Weirdo-American Community

■ In June, another client who did her own lawyering, eccentric Susan Polk, was convicted of murdering her husband, after a long trial in Martinez, Calif., in which she spent two weeks on the witness stand as both questioner and witness (and in a judge-allowed departure, as her deep-voiced husband, as she re-created their conversations). Polk also told the jury that she is psychic, that she called the Sept. 11 attacks in advance, that her husband was an Israeli intelligence agent, that she once foiled an assassination attempt on the pope, and that Colin Powell is the Antichrist.

Least Competent Criminals

■ James Otis Denham, 49, was arrested in May after attempting to sell a 375-year-old etching by Rembrandt (The Raising of Lazarus) that police later learned had been stolen. Denham was unsuccessful, largely because he said he’d take just $1,500 for it and because his sales venue was the trunk of his car, to a potential customer he had met in Torchy’s Legends bar in Broken Arrow, Okla.
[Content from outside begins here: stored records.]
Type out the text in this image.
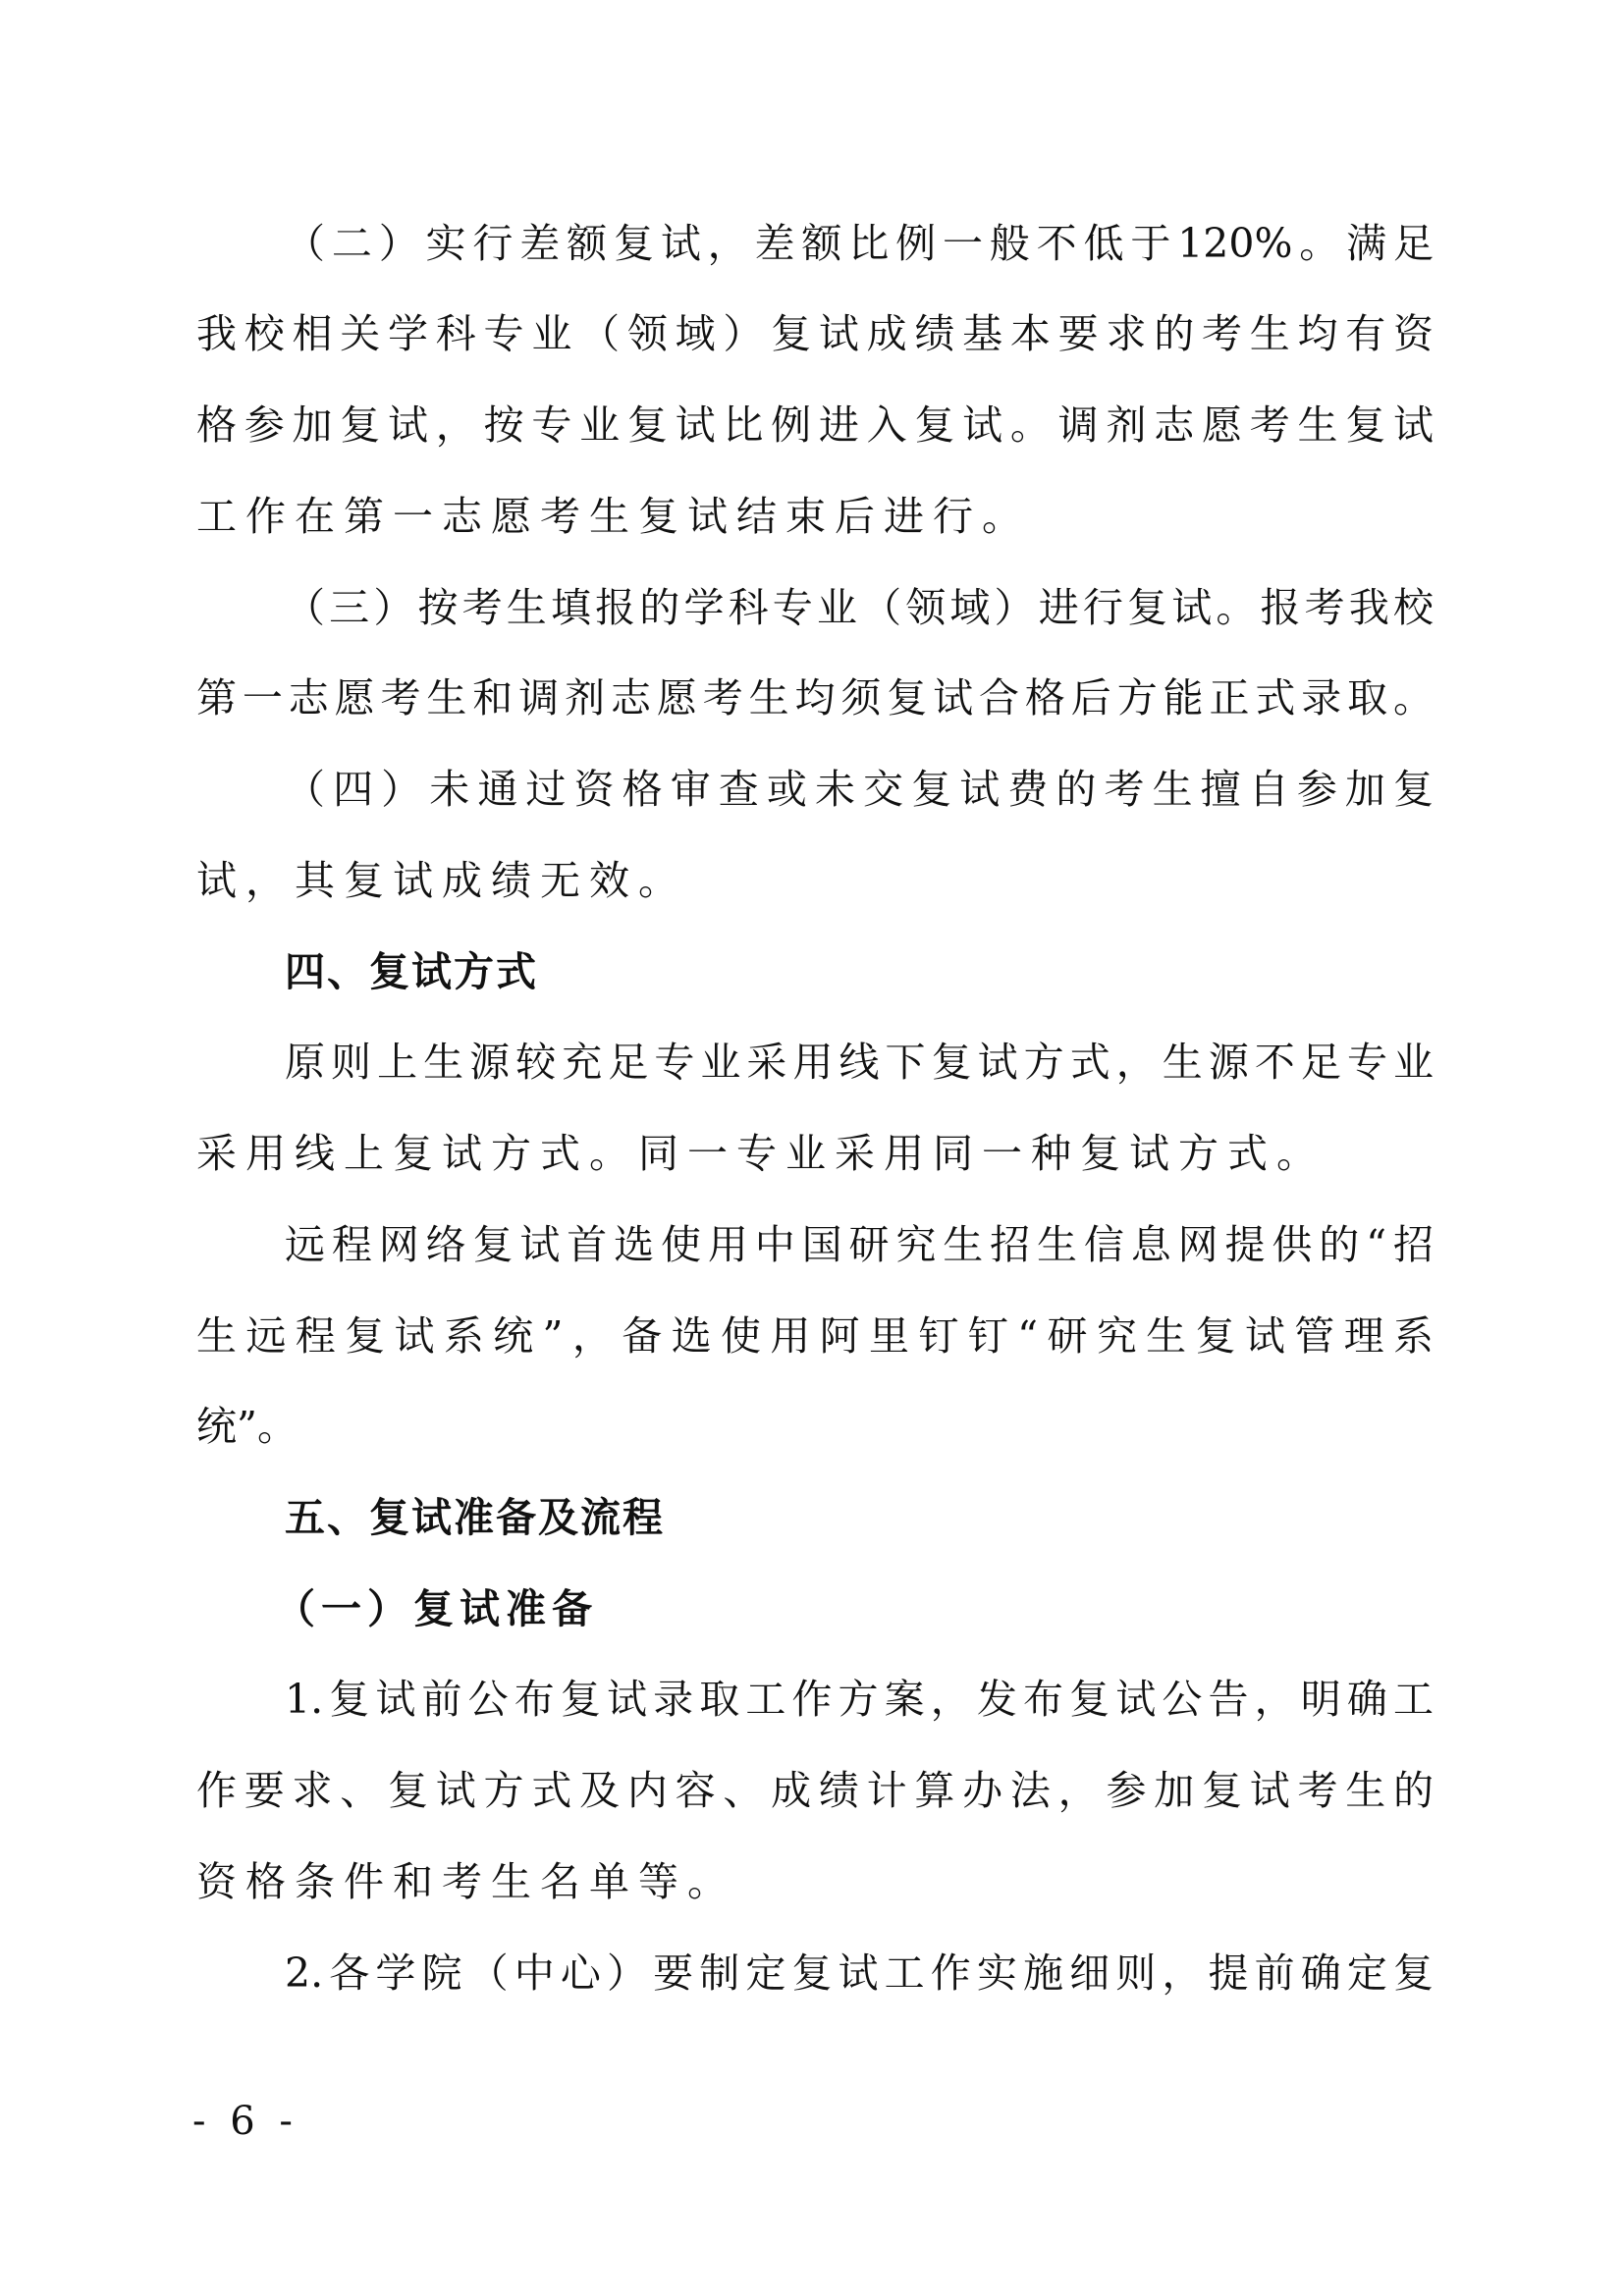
（二）实行差额复试，差额比例一般不低于120%。满足
我校相关学科专业（领域）复试成绩基本要求的考生均有资
格参加复试，按专业复试比例进入复试。调剂志愿考生复试
工作在第一志愿考生复试结束后进行。
（三）按考生填报的学科专业（领域）进行复试。报考我校
第一志愿考生和调剂志愿考生均须复试合格后方能正式录取。
（四）未通过资格审查或未交复试费的考生擅自参加复
试，其复试成绩无效。
四、复试方式
原则上生源较充足专业采用线下复试方式，生源不足专业
采用线上复试方式。同一专业采用同一种复试方式。
远程网络复试首选使用中国研究生招生信息网提供的“招
生远程复试系统”，备选使用阿里钉钉“研究生复试管理系
统”。
五、复试准备及流程
（一）复试准备
1.复试前公布复试录取工作方案，发布复试公告，明确工
作要求、复试方式及内容、成绩计算办法，参加复试考生的
资格条件和考生名单等。
2.各学院（中心）要制定复试工作实施细则，提前确定复
- 6 -
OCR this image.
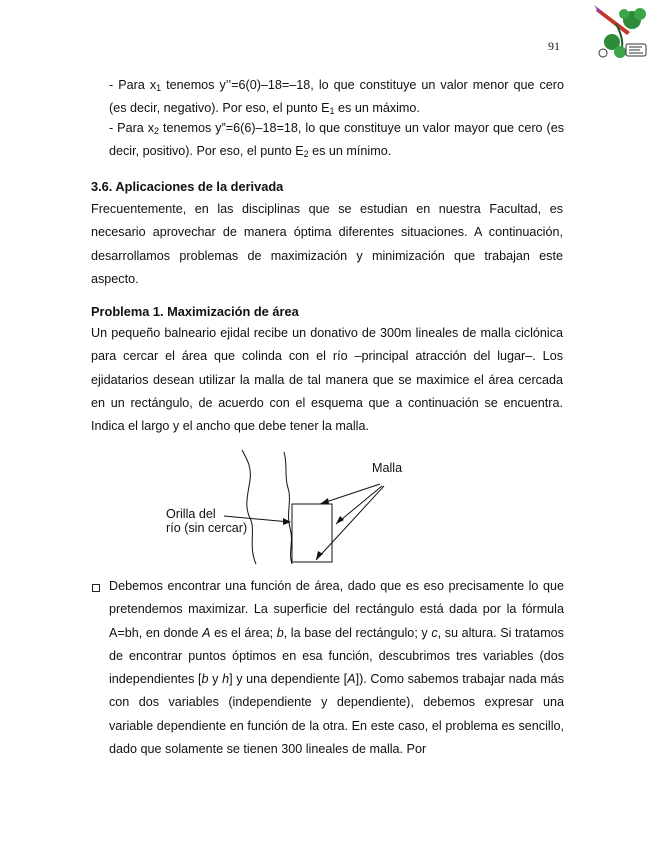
91

- Para $x_1$ tenemos y’’=6(0)–18=–18, lo que constituye un valor menor que cero (es decir, negativo). Por eso, el punto $E_1$ es un máximo.

- Para $x_2$ tenemos y”=6(6)–18=18, lo que constituye un valor mayor que cero (es decir, positivo). Por eso, el punto $E_2$ es un mínimo.

3.6. Aplicaciones de la derivada

Frecuentemente, en las disciplinas que se estudian en nuestra Facultad, es necesario aprovechar de manera óptima diferentes situaciones. A continuación, desarrollamos problemas de maximización y minimización que trabajan este aspecto.

Problema 1. Maximización de área

Un pequeño balneario ejidal recibe un donativo de 300m lineales de malla ciclónica para cercar el área que colinda con el río –principal atracción del lugar–. Los ejidatarios desean utilizar la malla de tal manera que se maximice el área cercada en un rectángulo, de acuerdo con el esquema que a continuación se encuentra. Indica el largo y el ancho que debe tener la malla.

Malla
Orilla del
río (sin cercar)

Debemos encontrar una función de área, dado que es eso precisamente lo que pretendemos maximizar. La superficie del rectángulo está dada por la fórmula A=bh, en donde A es el área; b, la base del rectángulo; y c, su altura. Si tratamos de encontrar puntos óptimos en esa función, descubrimos tres variables (dos independientes [b y h] y una dependiente [A]). Como sabemos trabajar nada más con dos variables (independiente y dependiente), debemos expresar una variable dependiente en función de la otra. En este caso, el problema es sencillo, dado que solamente se tienen 300 lineales de malla. Por
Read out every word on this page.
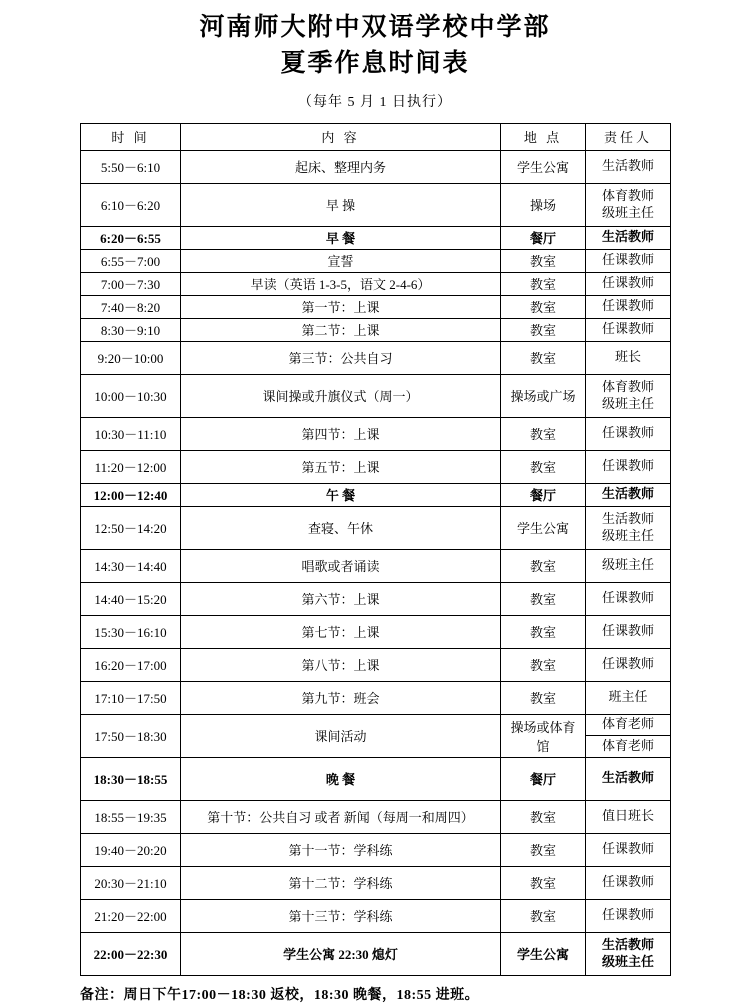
河南师大附中双语学校中学部
夏季作息时间表
（每年 5 月 1 日执行）
时 间	内 容	地 点	责任人
5:50－6:10	起床、整理内务	学生公寓	生活教师
6:10－6:20	早 操	操场	体育教师
级班主任

6:20－6:55	早 餐	餐厅	生活教师
6:55－7:00	宣誓	教室	任课教师
7:00－7:30	早读（英语 1-3-5，语文 2-4-6）	教室	任课教师
7:40－8:20	第一节：上课	教室	任课教师
8:30－9:10	第二节：上课	教室	任课教师
9:20－10:00	第三节：公共自习	教室	班长
10:00－10:30	课间操或升旗仪式（周一）	操场或广场	体育教师
级班主任

10:30－11:10	第四节：上课	教室	任课教师
11:20－12:00	第五节：上课	教室	任课教师
12:00－12:40	午 餐	餐厅	生活教师
12:50－14:20	查寝、午休	学生公寓	生活教师
级班主任

14:30－14:40	唱歌或者诵读	教室	级班主任
14:40－15:20	第六节：上课	教室	任课教师
15:30－16:10	第七节：上课	教室	任课教师
16:20－17:00	第八节：上课	教室	任课教师
17:10－17:50	第九节：班会	教室	班主任
17:50－18:30	课间活动	操场或体育馆	体育老师
体育老师

18:30－18:55	晚 餐	餐厅	生活教师
18:55－19:35	第十节：公共自习 或者 新闻（每周一和周四）	教室	值日班长
19:40－20:20	第十一节：学科练	教室	任课教师
20:30－21:10	第十二节：学科练	教室	任课教师
21:20－22:00	第十三节：学科练	教室	任课教师
22:00－22:30	学生公寓 22:30 熄灯	学生公寓	生活教师
级班主任
备注：周日下午17:00－18:30 返校，18:30 晚餐，18:55 进班。
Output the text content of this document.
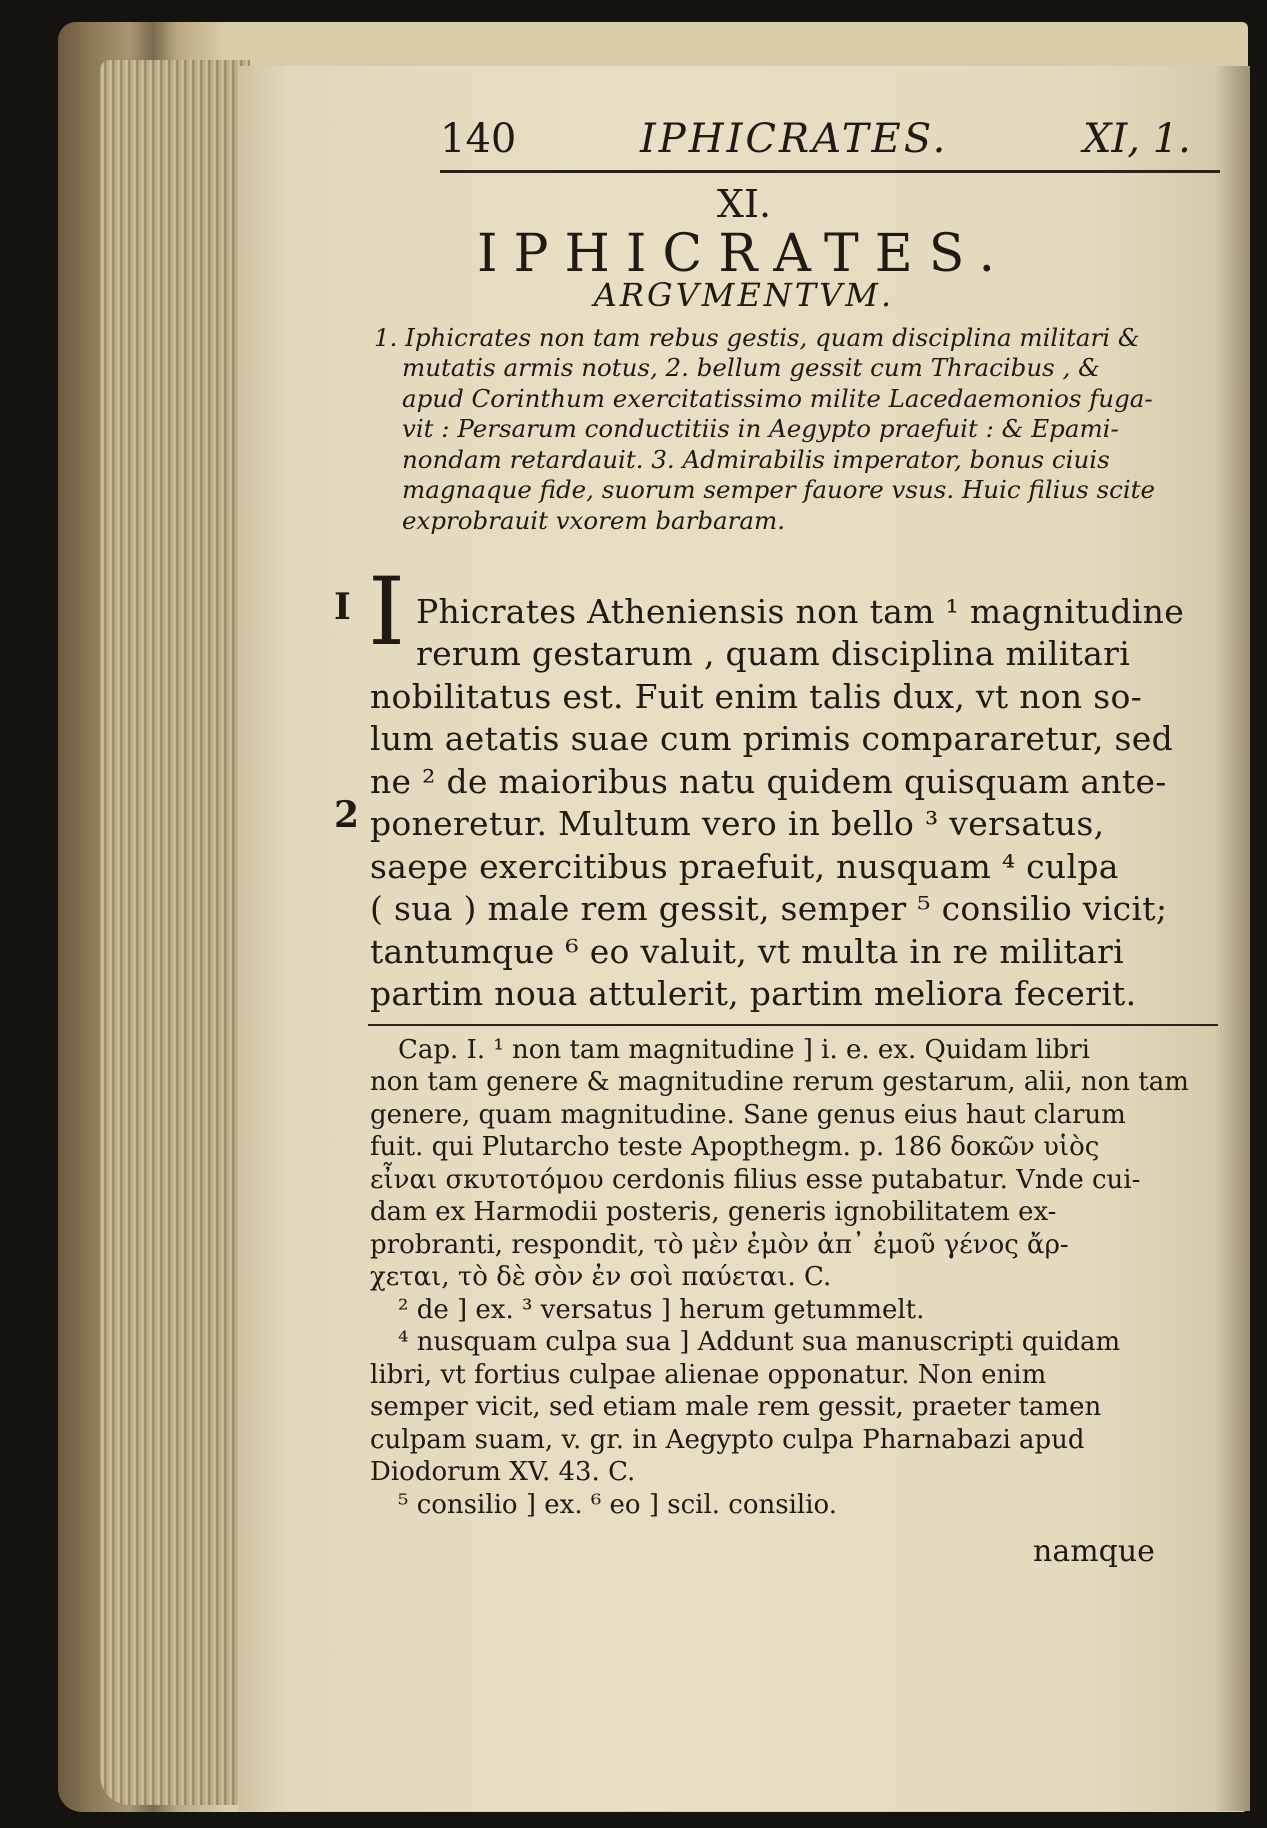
140	IPHICRATES.	XI, 1.
XI.
IPHICRATES.
ARGVMENTVM.
1. Iphicrates non tam rebus gestis, quam disciplina militari &
mutatis armis notus, 2. bellum gessit cum Thracibus , &
apud Corinthum exercitatissimo milite Lacedaemonios fuga-
vit : Persarum conductitiis in Aegypto praefuit : & Epami-
nondam retardauit. 3. Admirabilis imperator, bonus ciuis
magnaque fide, suorum semper fauore vsus. Huic filius scite
exprobrauit vxorem barbaram.
I
2
I Phicrates Atheniensis non tam ¹ magnitudine
rerum gestarum , quam disciplina militari
nobilitatus est. Fuit enim talis dux, vt non so-
lum aetatis suae cum primis compararetur, sed
ne ² de maioribus natu quidem quisquam ante-
poneretur. Multum vero in bello ³ versatus,
saepe exercitibus praefuit, nusquam ⁴ culpa
( sua ) male rem gessit, semper ⁵ consilio vicit;
tantumque ⁶ eo valuit, vt multa in re militari
partim noua attulerit, partim meliora fecerit.
Cap. I. ¹ non tam magnitudine ] i. e. ex. Quidam libri
non tam genere & magnitudine rerum gestarum, alii, non tam
genere, quam magnitudine. Sane genus eius haut clarum
fuit. qui Plutarcho teste Apopthegm. p. 186 δοκῶν υἱὸς
εἶναι σκυτοτόμου cerdonis filius esse putabatur. Vnde cui-
dam ex Harmodii posteris, generis ignobilitatem ex-
probranti, respondit, τὸ μὲν ἐμὸν ἀπ᾽ ἐμοῦ γένος ἄρ-
χεται, τὸ δὲ σὸν ἐν σοὶ παύεται. C.
² de ] ex. ³ versatus ] herum getummelt.
⁴ nusquam culpa sua ] Addunt sua manuscripti quidam
libri, vt fortius culpae alienae opponatur. Non enim
semper vicit, sed etiam male rem gessit, praeter tamen
culpam suam, v. gr. in Aegypto culpa Pharnabazi apud
Diodorum XV. 43. C.
⁵ consilio ] ex. ⁶ eo ] scil. consilio.
namque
■ Not Cut Out for a Life of Crime: (1) Paul Wendell Gunn was arrested in May, sitting on a sofa in the reception area at the First State Bank in Round Rock, Texas, minutes after he had allegedly robbed it. According to Austin’s American-Statesman, Gunn, for reasons he has not yet disclosed, chose to remain in the bank and read magazines until police arrived. (2) In Kumagaya, Japan, in May, a 58-year-old unemployed man commenced a robbery of the Saitama Resona Bank, but then asked a teller for suggestions on bank-robbing. When the teller angrily ordered the man out, he left, but in his haste, cut himself on the leg with his knife.

Updates

■ The 13-year-old blond, blue-eyed, twin white-supremacist singers, Lynx and Lamb Gaede (“Prussian Blue,” mentioned here in December), might lower their profile temporarily while their divorced parents fight over custody in Fresno, Calif. Though mom April Gaede is still a white supremacist (“I’m a racist…Everybody’s a racist”), dad Kris Lingelser said he has renounced his separatist ways and would like to soften the girls’ views, too, but so far, he has only limited visitation rights to April’s home in Montana.

The Only Way Out

■ It Worked Out, After All: In May, a 30-year-old man from Waterfoot, England, attempted suicide by tying a rope around his neck and the other end to a telephone pole, and then drove off in his car. However, the rope quickly broke, dooming the suicide. The impact, however, jarred the driver, causing him to lose control and crash into a tree, fatally. And in June, a man attempted suicide in Huntington Beach, Calif., by hanging himself off the side of the Adams Avenue Bridge, but he accidentally came loose, fell to the dry riverbed below, and was killed.

CORRECTION: Two weeks ago, I mistakenly identified the since-executed victim of Texas fire marshals’ faulty murder testimony as the late Tyrone Willingham. His name was Cameron Todd Willingham, and I apologize for the error.